Вопросы, бесконечные вопросы, ответы на которые были интересны не ему, а его газете. Будь она проклята! Будь все проклято!
Она не заметила, как искусала в кровь губы и расцарапала нервными пальцами кожу на запястьях. Тренеру пришлось дать ей пару пощечин, прежде чем Веточка вынырнула из воспоминаний и смогла разговаривать и отвечать на вопросы. Снова вопросы.
… - Он не мог этого сделать…
Она шептала это ночью, когда уснули рядом Кира и бабушка.
— Он не мог этого сделать…
С этими словами она встретила рассвет.
Веточка хотела плакать, но вместо этого все жестче сжимала маленькие кулачки. Отчаяние, которое принесла ей неожиданная боль, уже прошло. Все, что осталось у Веты, — это ярость, ярость любящей женщины, которую предали ради своей карьеры, с профессиональным мастерством выцарапывая из ее жизни самые лакомые кусочки, чтобы потом поделиться ими с любопытствующими. В голове у Веточки все настолько перепуталось, что она уже не понимала, жалко ли ей свою репутацию или того, что именно Забродин (или Тобольский!) эту репутацию испортил. Она знала одно: они еще встретятся! А до этого ей нужно холить и лелеять свою яростное желание сразиться с ним, иначе он выкрутит ей руки ее же любовью и снова просто использует на свое усмотрение.

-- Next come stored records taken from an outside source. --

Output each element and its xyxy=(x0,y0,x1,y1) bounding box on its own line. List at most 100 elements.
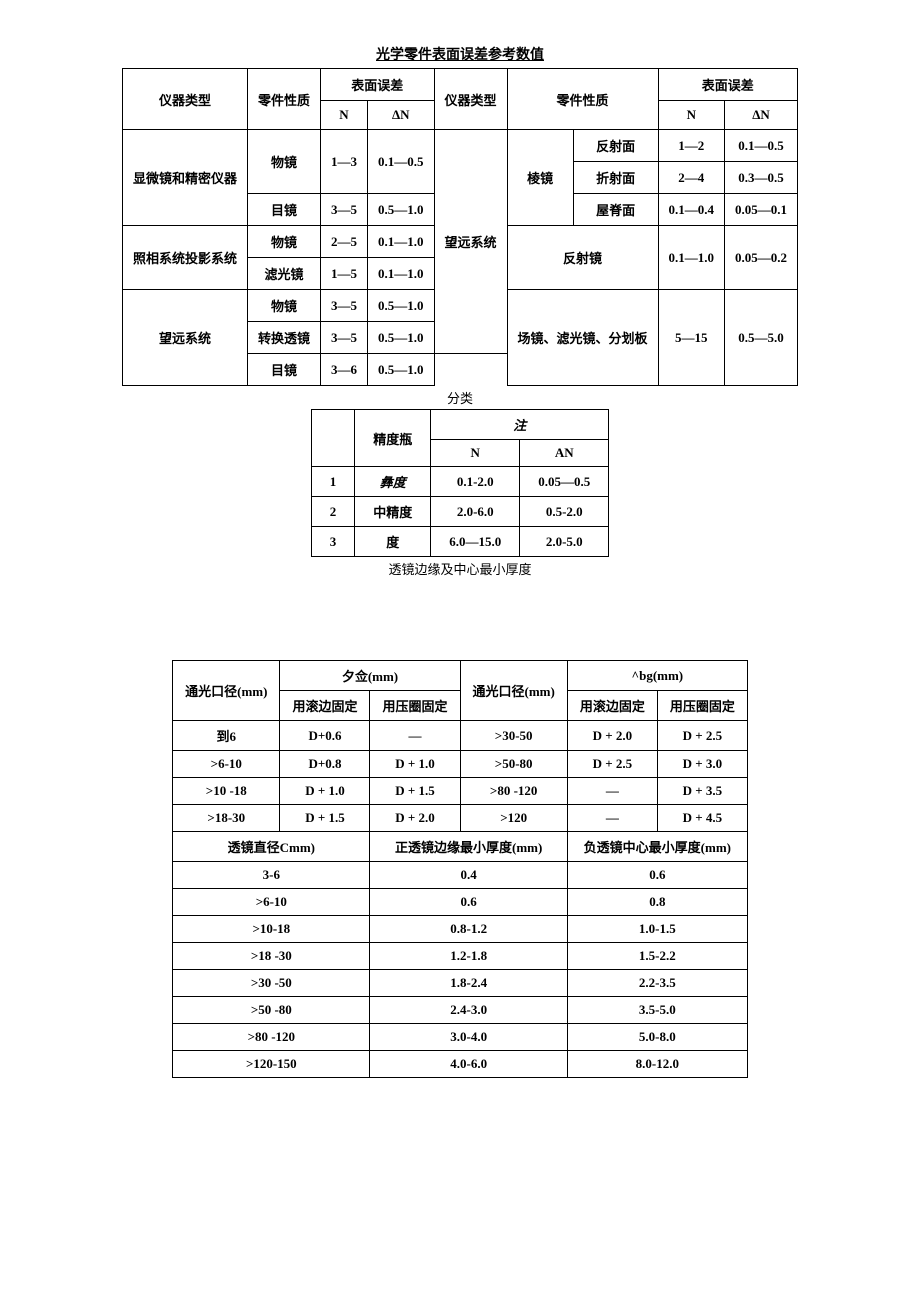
cell: 目镜 xyxy=(247,354,320,386)
title-1: 光学零件表面误差参考数值 xyxy=(40,44,880,64)
cell: >30 -50 xyxy=(173,970,370,997)
table-row: 到6 D+0.6 — >30-50 D + 2.0 D + 2.5 xyxy=(173,721,748,751)
cell: 1—3 xyxy=(321,130,368,194)
cell: 0.1—1.0 xyxy=(658,226,725,290)
cell: 3—5 xyxy=(321,322,368,354)
cell: >50 -80 xyxy=(173,997,370,1024)
cell-group1-label: 显微镜和精密仪器 xyxy=(122,130,247,226)
th-part-nature2: 零件性质 xyxy=(507,69,658,130)
cell: 5.0-8.0 xyxy=(567,1024,747,1051)
cell: 0.5—1.0 xyxy=(368,194,435,226)
cell: D + 1.5 xyxy=(370,778,460,805)
th-precision: 精度瓶 xyxy=(355,410,431,467)
cell: 2.2-3.5 xyxy=(567,970,747,997)
cell: 0.1—1.0 xyxy=(368,258,435,290)
table-row: >10 -18 D + 1.0 D + 1.5 >80 -120 — D + 3… xyxy=(173,778,748,805)
cell: 0.05—0.1 xyxy=(725,194,798,226)
table-row: 3 度 6.0—15.0 2.0-5.0 xyxy=(311,527,609,557)
table-row: >30 -50 1.8-2.4 2.2-3.5 xyxy=(173,970,748,997)
th-part-nature: 零件性质 xyxy=(247,69,320,130)
th-N2: N xyxy=(658,101,725,130)
cell: 0.3—0.5 xyxy=(725,162,798,194)
cell: 3-6 xyxy=(173,862,370,889)
cell: 1—2 xyxy=(658,130,725,162)
cell: 5—15 xyxy=(658,290,725,386)
cell: 3—5 xyxy=(321,290,368,322)
cell: 折射面 xyxy=(573,162,658,194)
th-aperture: 通光口径(mm) xyxy=(173,661,280,721)
cell: 2.4-3.0 xyxy=(370,997,567,1024)
cell: >6-10 xyxy=(173,751,280,778)
cell: 到6 xyxy=(173,721,280,751)
th-pos: 正透镜边缘最小厚度(mm) xyxy=(370,832,567,862)
cell-group2-label: 照相系统投影系统 xyxy=(122,226,247,290)
cell: 1.8-2.4 xyxy=(370,970,567,997)
th-surface-error2: 表面误差 xyxy=(658,69,798,101)
cell-prism: 棱镜 xyxy=(507,130,573,226)
cell: >120 xyxy=(460,805,567,832)
cell: D + 3.0 xyxy=(657,751,747,778)
th-press: 用压圈固定 xyxy=(370,691,460,721)
table-row: >10-18 0.8-1.2 1.0-1.5 xyxy=(173,916,748,943)
cell: 2—5 xyxy=(321,226,368,258)
cell: 6.0—15.0 xyxy=(431,527,520,557)
cell: 度 xyxy=(355,527,431,557)
cell: >10 -18 xyxy=(173,778,280,805)
caption-2: 透镜边缘及中心最小厚度 xyxy=(40,559,880,578)
th-N: N xyxy=(431,440,520,467)
table-row: 1 彝度 0.1-2.0 0.05—0.5 xyxy=(311,467,609,497)
cell: 1.0-1.5 xyxy=(567,916,747,943)
th-AN: AN xyxy=(520,440,609,467)
cell: 0.5—1.0 xyxy=(368,290,435,322)
cell: >30-50 xyxy=(460,721,567,751)
cell: 2.0-6.0 xyxy=(431,497,520,527)
cell: 物镜 xyxy=(247,130,320,194)
cell: 反射镜 xyxy=(507,226,658,290)
cell: D + 1.0 xyxy=(280,778,370,805)
cell: 0.1—1.0 xyxy=(368,226,435,258)
cell: 0.05—0.5 xyxy=(520,467,609,497)
cell: >80 -120 xyxy=(173,1024,370,1051)
cell: D + 2.0 xyxy=(370,805,460,832)
th-instrument-type2: 仪器类型 xyxy=(434,69,507,130)
cell: 0.5—1.0 xyxy=(368,322,435,354)
table-row: >18 -30 1.2-1.8 1.5-2.2 xyxy=(173,943,748,970)
th-diam: 透镜直径Cmm) xyxy=(173,832,370,862)
table-row: 3-6 0.4 0.6 xyxy=(173,862,748,889)
table-row: 2 中精度 2.0-6.0 0.5-2.0 xyxy=(311,497,609,527)
cell: 物镜 xyxy=(247,290,320,322)
cell: 3 xyxy=(311,527,355,557)
cell: 1 xyxy=(311,467,355,497)
cell: 0.1—0.4 xyxy=(658,194,725,226)
cell: 0.1—0.5 xyxy=(725,130,798,162)
table-optical-error: 仪器类型 零件性质 表面误差 仪器类型 零件性质 表面误差 N ΔN N ΔN … xyxy=(122,68,798,386)
table-row: >80 -120 3.0-4.0 5.0-8.0 xyxy=(173,1024,748,1051)
th-surface-error: 表面误差 xyxy=(321,69,435,101)
th-aperture2: 通光口径(mm) xyxy=(460,661,567,721)
cell: 1.5-2.2 xyxy=(567,943,747,970)
cell: 2.0-5.0 xyxy=(520,527,609,557)
cell: 0.05—0.2 xyxy=(725,226,798,290)
cell: 8.0-12.0 xyxy=(567,1051,747,1078)
th-instrument-type: 仪器类型 xyxy=(122,69,247,130)
cell: D + 3.5 xyxy=(657,778,747,805)
cell: 场镜、滤光镜、分划板 xyxy=(507,290,658,386)
cell: 0.8 xyxy=(567,889,747,916)
th-deltaN: ΔN xyxy=(368,101,435,130)
th-roll: 用滚边固定 xyxy=(280,691,370,721)
table-row: >6-10 0.6 0.8 xyxy=(173,889,748,916)
cell: 0.5—1.0 xyxy=(368,354,435,386)
cell: >18 -30 xyxy=(173,943,370,970)
cell: 转换透镜 xyxy=(247,322,320,354)
cell: 屋脊面 xyxy=(573,194,658,226)
cell: 3—5 xyxy=(321,194,368,226)
cell: — xyxy=(370,721,460,751)
cell: D + 4.5 xyxy=(657,805,747,832)
cell: D+0.8 xyxy=(280,751,370,778)
cell: 0.1-2.0 xyxy=(431,467,520,497)
cell: 0.1—0.5 xyxy=(368,130,435,194)
th-N: N xyxy=(321,101,368,130)
th-blank xyxy=(311,410,355,467)
th-roll2: 用滚边固定 xyxy=(567,691,657,721)
cell: >10-18 xyxy=(173,916,370,943)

— Я остаюсь в Москве, — объявила Веточка за завтраком, и четыре пары глаз уставились на нее, ожидая объяснений.
Первым молчания не выдержал Руденко.
— Вообще-то меньше чем через месяц чемпионат мира. Я думал, ты все еще гимнастка…

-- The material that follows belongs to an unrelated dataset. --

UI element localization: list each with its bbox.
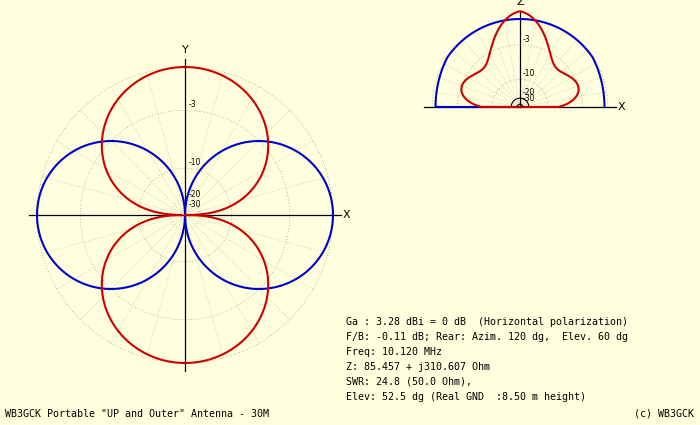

Странно, но голос его звучал не угрожающе, не обиженно, а скорее устало. И Веточке на миг стало стыдно, но только на миг. Снова от нее чего-то ждали, снова она должна была отвечать чьим-то требованиям, уговорам, просьбам. Да, она сама выбрала этот путь, да, спортсмен обязан соблюдать дисциплину и подчиняться тренеру, иначе нельзя. Но совсем неожиданно Вета почувствовала себя женщиной, сначала — женщиной и только потом — гимнасткой. Прежде в ее сознании это было неделимо, теперь женское начало в ней заговорило требовательно, даже властно. Сейчас Веточке было наплевать на соревнования, на тренировки, на разочарования Руденко и осуждающие взгляды Ларисы и бабушки. Сейчас Веточка хотела, чтобы все оставили ее в покое и дали возможность разобраться в самой себе. Решение остаться в Москве было неожиданным, но никто уже не смог бы ее переубедить, несмотря на то что она не знала, чем будет заниматься в столице. Искать Алексея? Искать истину? Искать свое счастье? Скорее всего, Вета просто хотела побыть одна.
— Я буду заниматься, я вам обещаю, Борис Аркадьевич, — сказала она, подумав, — я уже слишком втянулась в это дело. И в дождь, и в снег, и с температурой сорок. Когда у тебя прекрасное настроение и когда тебя предал близкий человек. Неизменные три-четыре часа на ковре.
Она произнесла это так спокойно, так равнодушно, что всем стало жутко. Но Веточка не стремилась разжалобить или поразить кого бы то ни было, люди, сидевшие с ней за одним столиком, были близкими друзьями, и все они в какой-то мере имели представление о жизни спортсменов. Однако тон Веточки заставил их напрячься.
— Ты так сказала об этом, словно кто-то всю жизнь заставлял тебя заниматься гимнастикой, — заметила Кира.